While the idea of recruiting HR professionals who also have expertise in the industry they're being sought to serve may sound great to hiring managers, it's not too easy to pull off. Sure, an engineering company can find good engineers, but it's much harder to find candidates for HR jobs who have majored in engineering or have experience working in the field.
That's because of the many barriers to recruiting non-HR students to HR jobs:
* Business students tend to flock to more popular jobs, such as marketing and finance.
* HR is just an elective course in many undergraduate business schools, not a requirement.
* HR often gets a reputation as tangential to the mission of the organization, not essential.

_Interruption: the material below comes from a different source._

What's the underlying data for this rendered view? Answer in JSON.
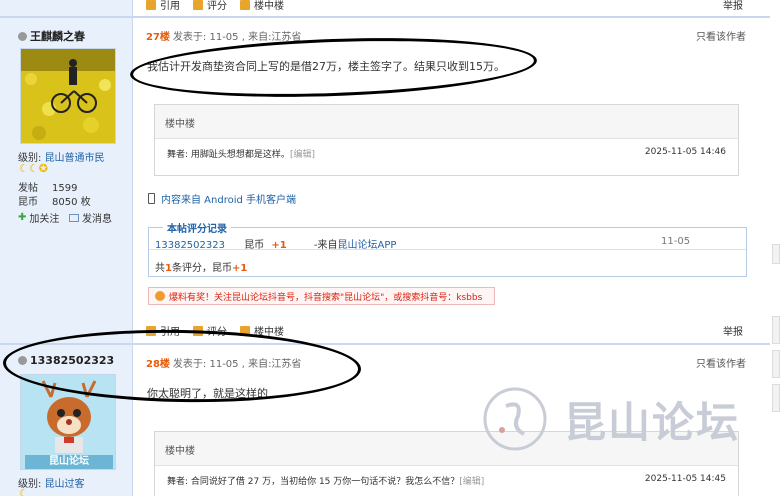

* Many students don't know what HR executives do on a day-to-day basis.
* Companies don't weigh their people decisions as highly as other decisions, making students think HR isn't as important as other functions.
John Boudreau, professor and research director at the Marshall School of Business at the University of Southern California, says past experiences with HR can also cause people to view HR in a negative light.
"I think they often come in with experiences of HR that were very administrative," he says, "so it's not that they don't value what HR does, but their impression of HR is often, 'They're there when you come in; they're there when you leave; I'm not sure what they do in the middle.' "
Still, HR leaders like Mirian Graddick-Weir, executive vice president of human resources at Merck, sing the praises of hiring non HR-students. She says she especially likes recruiting MBA students.
"They're getting a much broader education -- they're learning marketing, they're learning sales [and] operations, and then they're learning organizational behavior," says Graddick-Weir. "So they're ideal candidates to bring in because ... they're grounded in the business and we can rotate them into various functional areas in HR."